To perform an upper GI (gastrointestinal) endoscopy, your doctor inserts an endoscope—a flexible tube with a light and a camera—down your esophagus. The endoscope allows the doctor to gather information about your upper gastrointestinal tract, do a biopsy to find cancer, and perform other procedures as needed.
Prior to the Procedure
The procedure uses a mild sedative and involves examining the inner lining of your esophagus, duodenum, and stomach, so you will need to be prepared in advance.
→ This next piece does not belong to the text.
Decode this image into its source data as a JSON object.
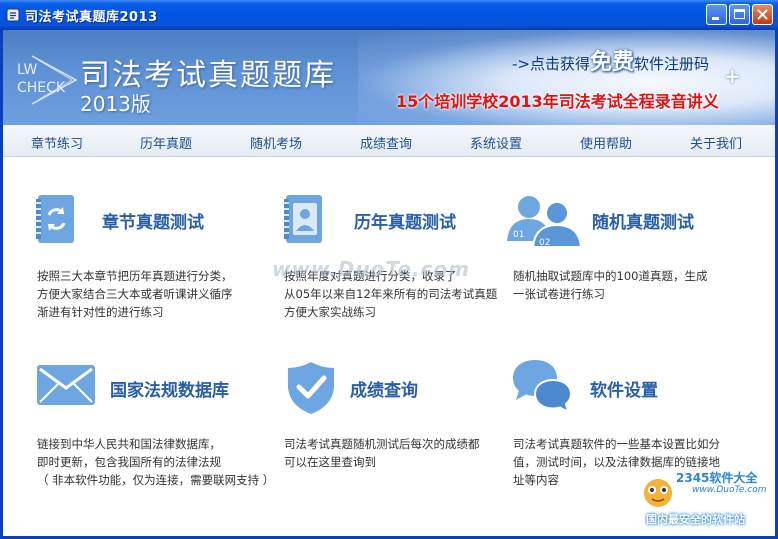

Before the procedure, you should:
- Avoid eating, drinking, smoking, or chewing gum within 8 hours prior to the procedure
- Arrange for a ride home since you’ll be under the influence of the sedatives for about 24 hours
- Plan to rest for the remainder of the day
Also, make certain your doctor is aware of any medical conditions and medications you’re taking since they may interact with the sedatives.
What to Expect
A GI endoscopy is performed at a hospital as an outpatient procedure. The steps your doctor will follow for this procedure include:
- Through IV, you’ll be administered a sedative to keep you relaxed
- You’ll get either a liquid anesthetic to gargle or a spray anesthetic for the back of your throat to numb the area and prevent you from gagging
- The doctor will ask you to lie on your side, at which point the endoscope will be fed down your throat
- During the endoscopy, your doctor may perform other procedures as mentioned above
You don’t need to worry about choking or gagging—the procedure does not affect your breathing at all. In many cases, people will actually fall asleep during the procedure. Once it’s complete, you’ll stay at the hospital for an hour or two to let the sedative wear off, after which you’ll be able to head home.